There’s a really good test for determining which generation a person you’re talking to comes from. If you say «rosebud», what do they think of? If it’s one of cinema’s greatest plot twists then they’re probably over 40; if it’s the money cheat in The Sims, they are most likely a child of the late 80s or early 90s.
Cheats have fizzled out in recent years, and it’s difficult to pin down the reasons why. Is it because modders and game hackers already have their ways of circumventing problems? Is it because games often have an online multiplayer component, and cheats wouldn’t be fair? Is it just because games are easier now?
I think it might be to do with how games are designed now, and partly just a product of the time. Cheats were something exciting and rare in the early 2000s, and technological advances have made it less of an Indiana Jones-style gauntlet and more of a boring search-engine slog.
When dial-up was still around, a search for cheats would require navigating the baffling Ask Jeeves site, working out how to print, making sure it was quiet enough that your parents wouldn’t realise you were printing out an entire manual’s worth of game guides because it probably cost them a week’s food budget in ink, and then having your efforts thwarted by your sibling using the phone, cutting you off from your precious supply of game codes.
So to find out that Final Fantasy 7 on iOS has a cheat menu that can max out your characters’ stats at any time, and that Rare Replay — featuring games from as far back as 1983, before your parents even owned a printer — also has cheat codes and a rewind feature — well, it just feels a bit weird. It doesn’t fit with how we play games today. At some point, developers just stopped using cheat codes.
Cheats in the early days of gaming, from the Konami Code to frantically copy-pasting «rosebud ;!;!;!;!;!;!;!» to max out your Sim family’s funds, cheats existed to make a game more fun, more exciting, and often more accessible. They were cheats in the literal sense of the word, sure, but they never felt like you were cheated out of an experience; they were part of the game. And who could forget how much fun the flying cars cheat in GTA 3 was?

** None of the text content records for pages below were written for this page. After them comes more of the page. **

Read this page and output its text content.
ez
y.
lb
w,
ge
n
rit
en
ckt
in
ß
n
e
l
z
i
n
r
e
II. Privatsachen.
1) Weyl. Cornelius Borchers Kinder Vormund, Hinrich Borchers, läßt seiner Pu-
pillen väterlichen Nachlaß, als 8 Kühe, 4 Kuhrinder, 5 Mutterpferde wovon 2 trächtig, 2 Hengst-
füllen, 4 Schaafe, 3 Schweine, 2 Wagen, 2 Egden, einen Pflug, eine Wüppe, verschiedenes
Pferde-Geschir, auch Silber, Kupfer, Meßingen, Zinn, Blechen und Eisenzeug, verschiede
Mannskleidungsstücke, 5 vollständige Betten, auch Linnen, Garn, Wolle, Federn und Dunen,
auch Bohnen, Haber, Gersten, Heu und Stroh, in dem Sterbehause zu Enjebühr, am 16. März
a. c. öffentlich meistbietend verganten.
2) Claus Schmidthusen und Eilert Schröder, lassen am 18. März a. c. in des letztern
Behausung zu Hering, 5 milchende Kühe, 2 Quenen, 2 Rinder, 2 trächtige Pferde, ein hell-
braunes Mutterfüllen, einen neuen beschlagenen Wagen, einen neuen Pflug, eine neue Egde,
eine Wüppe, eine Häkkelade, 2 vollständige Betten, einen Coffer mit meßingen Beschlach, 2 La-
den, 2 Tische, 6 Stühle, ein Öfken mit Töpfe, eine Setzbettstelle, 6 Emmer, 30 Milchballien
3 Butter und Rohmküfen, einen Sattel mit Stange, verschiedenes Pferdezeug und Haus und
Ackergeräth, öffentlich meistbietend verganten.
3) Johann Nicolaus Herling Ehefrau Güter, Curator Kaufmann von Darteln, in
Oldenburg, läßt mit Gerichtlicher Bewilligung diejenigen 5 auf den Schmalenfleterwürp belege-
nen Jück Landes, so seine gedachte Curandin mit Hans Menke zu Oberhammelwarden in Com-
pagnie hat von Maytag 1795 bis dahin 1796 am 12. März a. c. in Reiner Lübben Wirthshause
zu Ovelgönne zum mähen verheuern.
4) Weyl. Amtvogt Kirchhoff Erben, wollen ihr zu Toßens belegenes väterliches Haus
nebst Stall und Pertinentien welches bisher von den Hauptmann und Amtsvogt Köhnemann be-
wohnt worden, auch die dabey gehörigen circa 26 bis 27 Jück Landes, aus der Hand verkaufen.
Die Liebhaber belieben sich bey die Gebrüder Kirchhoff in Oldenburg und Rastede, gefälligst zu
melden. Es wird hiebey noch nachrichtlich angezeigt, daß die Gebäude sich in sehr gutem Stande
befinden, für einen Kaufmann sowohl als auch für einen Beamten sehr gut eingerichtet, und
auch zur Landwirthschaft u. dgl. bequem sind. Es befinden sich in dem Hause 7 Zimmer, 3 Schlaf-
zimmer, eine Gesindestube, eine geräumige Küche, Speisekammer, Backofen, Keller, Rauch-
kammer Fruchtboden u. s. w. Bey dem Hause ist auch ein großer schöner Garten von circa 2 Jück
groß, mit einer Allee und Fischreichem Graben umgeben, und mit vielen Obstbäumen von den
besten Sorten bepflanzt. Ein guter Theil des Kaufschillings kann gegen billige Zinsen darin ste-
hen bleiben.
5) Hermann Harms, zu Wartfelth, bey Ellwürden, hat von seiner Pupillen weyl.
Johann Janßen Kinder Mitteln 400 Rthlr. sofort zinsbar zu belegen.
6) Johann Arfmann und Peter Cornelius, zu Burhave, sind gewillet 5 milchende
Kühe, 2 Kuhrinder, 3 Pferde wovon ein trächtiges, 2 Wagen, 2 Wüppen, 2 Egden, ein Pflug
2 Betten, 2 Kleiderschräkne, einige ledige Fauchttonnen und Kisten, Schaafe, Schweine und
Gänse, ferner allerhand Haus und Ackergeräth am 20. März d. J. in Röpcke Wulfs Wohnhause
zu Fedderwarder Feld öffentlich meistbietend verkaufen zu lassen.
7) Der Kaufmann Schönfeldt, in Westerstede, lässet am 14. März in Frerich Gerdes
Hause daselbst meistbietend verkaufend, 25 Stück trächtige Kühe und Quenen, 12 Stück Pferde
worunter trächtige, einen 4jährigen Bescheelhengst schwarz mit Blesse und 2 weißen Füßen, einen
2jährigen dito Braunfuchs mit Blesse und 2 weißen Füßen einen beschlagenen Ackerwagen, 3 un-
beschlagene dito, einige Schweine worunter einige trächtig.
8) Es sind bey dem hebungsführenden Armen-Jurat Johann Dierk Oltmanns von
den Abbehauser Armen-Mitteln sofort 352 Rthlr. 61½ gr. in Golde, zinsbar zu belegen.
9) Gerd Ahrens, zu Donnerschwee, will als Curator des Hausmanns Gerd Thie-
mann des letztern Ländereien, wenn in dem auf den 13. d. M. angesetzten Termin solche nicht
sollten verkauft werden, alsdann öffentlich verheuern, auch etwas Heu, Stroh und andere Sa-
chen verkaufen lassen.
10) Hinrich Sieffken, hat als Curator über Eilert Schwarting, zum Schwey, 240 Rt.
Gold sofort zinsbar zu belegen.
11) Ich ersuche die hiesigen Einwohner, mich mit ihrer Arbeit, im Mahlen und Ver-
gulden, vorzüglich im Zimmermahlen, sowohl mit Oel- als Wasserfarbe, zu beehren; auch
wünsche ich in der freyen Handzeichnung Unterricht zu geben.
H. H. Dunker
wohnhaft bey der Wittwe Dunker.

Now, games are already pretty accessible. We have tutorials — they didn’t exist in a lot of older games — and manuals, online guides, tips, tricks, exploitable bugs, mods, hacks, replenishing health, and so on. When games became bigger, so did their scope, and that’s why it’s so difficult to imagine using the Konami code in The Witcher 3 to give Geralt maximum damage or — I don’t know — a big hat. What would be the point? Games like that are built to be explored in their virgin state, and their difficulty is part of the story and the experience designed for you by the developers, not a system to be bypassed.
But the argument could easily be turned the other way around. Say a child picked up Final Fantasy 7 on iOS, and found it complicated, off-putting and time-consuming — it isn’t hard to imagine a JRPG being any of those things. Should we force the young mind to play it the way we think it should be played — the way we did? Or is it fairer to give them the option to soften the game’s sharper edges for an easier introduction to one of the best series of all time?
Maybe games are getting soft. Maybe they’re all too easy, too forgiving, too accessible — but have you ever tried playing The Sims without some kind of money cheat? It’s just real life, and real life is boring. Bring on the cheats, the mods and the hacks. Let’s keep avoiding reality.